The Irish woman allegedly held as a slave for 30 years by a sect in London is the daughter of a famous code-breaker, who played a key role in ensuring the Allied victory in World War II.

Josephine Herivel, 59, is the child of mathematician John Herivel, whose name was given to a groundbreaking method to crack codes which he invented at the height of the war in 1940.

British news channel, ITV, published footage of Ms. Herivel, which was filmed during a 1997 documentary, about the death of a woman who was a member of the far-left commune in which they lived.

The first picture has also emerged of Aravindan Balakrishnan, 73, the man accused of enslaving Ms. Herivel and two other women, in a south London house.

Balakrishnan was pictured at the 1997 inquest into the death of 44-year-old commune member Sian Davies, who died after falling from a bathroom window at the home the group - including Balakrishnan's wife - were sharing.

The three women were freed last month after Ms. Herivel made a call to the Freedom Charity, using a helpline number she has spotted on TV.

It's emerged that Herivel, who was brought up in Belfast and was a talented musician, joined the extremist sect in the 1970s, after she had moved over to London to study.

According to The Irish Independent, her Cambridge University-educated father "was responsible for coming up with an ingenious method to crack codes which became known as the Herivel Tip or herivelismus."

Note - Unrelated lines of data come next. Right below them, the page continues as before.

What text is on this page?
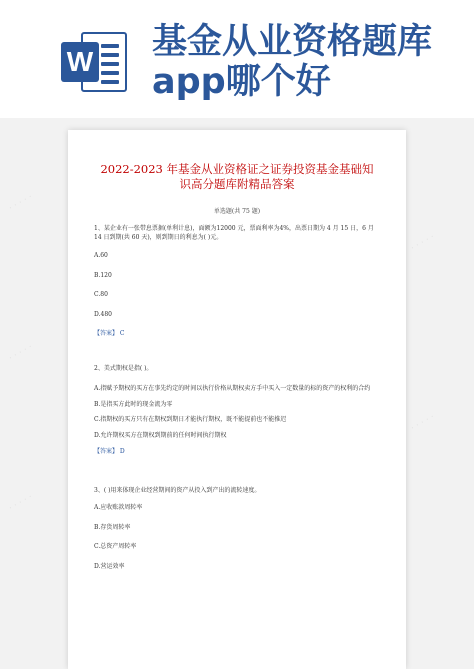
W 基金从业资格题库
app哪个好
· · · · ·
· · · · ·
· · · · ·
· · · · ·
· · · · ·
2022-2023 年基金从业资格证之证券投资基金基础知识高分题库附精品答案
单选题(共 75 题)
1、某企业有一张带息票据(单利计息)，面额为12000 元，票面利率为4%，出票日期为 4 月 15 日，6 月 14 日到期(共 60 天)，则到期日的利息为( )元。
A.60
B.120
C.80
D.480
【答案】 C
2、美式期权是指( )。
A.指赋予期权的买方在事先约定的时间以执行价格从期权卖方手中买入一定数量的标的资产的权利的合约
B.是指买方此时的现金流为零
C.指期权的买方只有在期权到期日才能执行期权，既不能提前也不能推迟
D.允许期权买方在期权到期前的任何时间执行期权
【答案】 D
3、( )用来体现企业经营期间的资产从投入到产出的流转速度。
A.应收账款周转率
B.存货周转率
C.总资产周转率
D.营运效率
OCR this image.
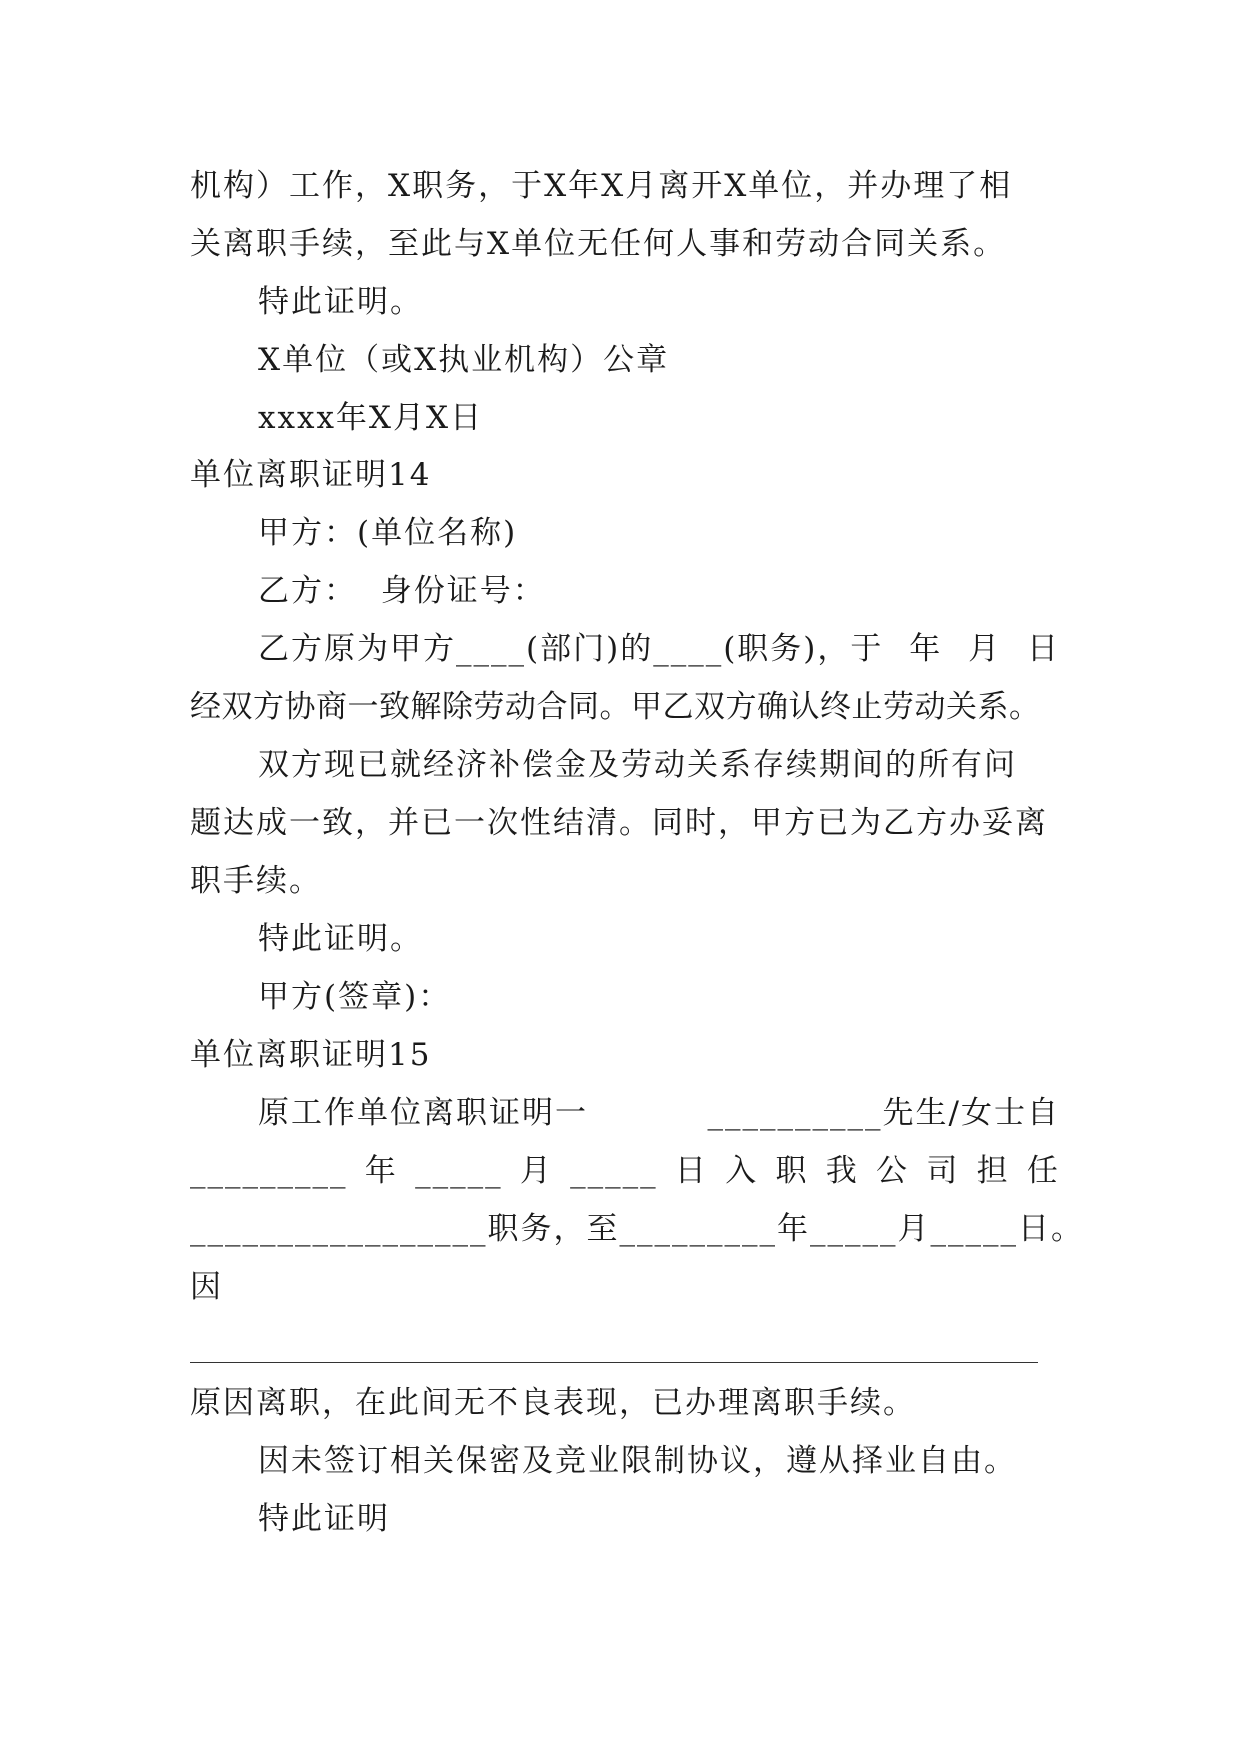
机构）工作，X职务，于X年X月离开X单位，并办理了相
关离职手续，至此与X单位无任何人事和劳动合同关系。
特此证明。
X单位（或X执业机构）公章
xxxx年X月X日
单位离职证明14
甲方：(单位名称)
乙方：  身份证号：
乙方原为甲方____(部门)的____(职务)，于 年 月 日
经双方协商一致解除劳动合同。甲乙双方确认终止劳动关系。
双方现已就经济补偿金及劳动关系存续期间的所有问
题达成一致，并已一次性结清。同时，甲方已为乙方办妥离
职手续。
特此证明。
甲方(签章)：
单位离职证明15
原工作单位离职证明一	__________先生/女士自
_________ 年 _____ 月 _____ 日 入 职 我 公 司 担 任
_________________职务，至_________年_____月_____日。
因
原因离职，在此间无不良表现，已办理离职手续。
因未签订相关保密及竞业限制协议，遵从择业自由。
特此证明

Herivel was prosecuted in 1978 after police in London raided the Maoist group's bookshop and headquarters in the British capital. The Irish Independent reports that her court appearance back then, alongside five fellow cult members, displayed the extent to which she had fallen under the spell of the sect - as she refused to recognise the court and denounced the judge as a "Fascist lackey."

Herivel was also with the sect when the aforementioned Sian Davies died in 1997, seven months after falling from a bathroom window.

At the subsequent inquest, the coroner was critical of the other women living there, after learning they had neglected to inform Davies' family of her accident, and instead lied to them by telling them she was on vacation in India.

Reporters who approached Herivel at the house to find out more information about what had taken place were snubbed and told they were parts of the "Fascist state."

It's also emerged that the Malaysian woman among the trio, who was identified earlier this week as Aishah Mautaum, vanished after moving to London on a scholarship and joining a Maoist sect.

The ITV footage also showed a woman, who it identified as Mautaum, waving reporters away from her home following Ms. Davies' death.

Since their release from the flat in Brixton in south London where they had been living for the past five years, the three women have been taken into the care of police and specially-trained charity workers.